ABSTRACT
A quantitative model was developed to explain the kinetics of tetramethylammonium (TMA+) movement into and out of the goblet cavities of posterior midgut cells of Manduca sexta based on the data of the accompanying paper, which indicated that TMA+ does not enter the goblet cavity directly from the lumen.
The model has two cellular compartments between the lumen and goblet cavity; these have been tentatively identified as the columnar cell and goblet cell cytoplasm. Five transmembrane pathways are included: from lumen to columnar cell, from columnar cell to goblet cell, from goblet cell cytoplasm to goblet cell cavity, and across the basal membrane of each cell type. These pathways need not be channels; they could use endocytotic or exocytotic mechanisms or, in the case of the cell-to-cell passage, septate junctions. However, in all cases, transfer is proportional to the electrochemical gradient.
The model was tested against the results obtained after exposure to TMA+ in short-circuited and open-circuited tissues as well as results from an open-circuited tissue that did not develop a large transepithelial potential. Although driving forces for TMA+ across the membrane barriers were quite different in the different experimental conditions, the transfer coefficients from lumen to columnar cell, from columnar to goblet cell and from both cells across the basal membrane were the same. The only transfer coefficient that changed between short-circuit and open-circuit conditions was that from goblet cell cytoplasm to goblet cavity. This value was high under short-circuit conditions (when K+ transport activity is high), but low under open-circuit conditions (when K+ transport activity is low).
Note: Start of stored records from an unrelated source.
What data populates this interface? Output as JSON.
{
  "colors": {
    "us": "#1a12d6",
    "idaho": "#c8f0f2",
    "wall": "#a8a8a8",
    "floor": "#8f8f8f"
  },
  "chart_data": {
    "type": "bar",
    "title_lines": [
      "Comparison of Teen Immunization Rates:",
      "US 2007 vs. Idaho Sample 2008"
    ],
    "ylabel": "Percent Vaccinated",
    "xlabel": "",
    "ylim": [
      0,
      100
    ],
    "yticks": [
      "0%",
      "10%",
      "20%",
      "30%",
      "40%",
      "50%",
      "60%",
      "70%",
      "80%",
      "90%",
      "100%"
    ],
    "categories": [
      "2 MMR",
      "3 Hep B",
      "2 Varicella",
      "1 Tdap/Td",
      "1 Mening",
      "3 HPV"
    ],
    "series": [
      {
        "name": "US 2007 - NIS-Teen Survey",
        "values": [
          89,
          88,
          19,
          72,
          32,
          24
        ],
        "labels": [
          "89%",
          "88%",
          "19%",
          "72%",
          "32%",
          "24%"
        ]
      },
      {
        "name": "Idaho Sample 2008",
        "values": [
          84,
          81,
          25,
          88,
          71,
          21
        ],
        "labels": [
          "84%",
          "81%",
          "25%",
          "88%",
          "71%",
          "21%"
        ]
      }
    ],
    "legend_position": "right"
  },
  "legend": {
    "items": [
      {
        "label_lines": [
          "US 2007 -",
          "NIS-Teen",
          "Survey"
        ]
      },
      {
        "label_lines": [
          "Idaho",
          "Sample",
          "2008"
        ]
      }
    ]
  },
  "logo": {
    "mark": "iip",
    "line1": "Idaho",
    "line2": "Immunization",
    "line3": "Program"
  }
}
The model suggests a hypothesis in which TMA+ enters the goblet cavity by an indirect route across the cell membrane of columnar cells, and thence passes to the goblet cell cytoplasm through intercellular junctions. Results from experiments with cytochalasin E suggest that the actin-based cytoskeleton is involved in limiting cell–cell coupling. In this model, TMA+ passes from the goblet cell cytoplasm to the goblet cavity via the K+/nH+ antiport believed to mediate active transepithelial K+ transport. However, although actively transported K+ is believed to pass from goblet cavity to lumen, TMA+ cannot.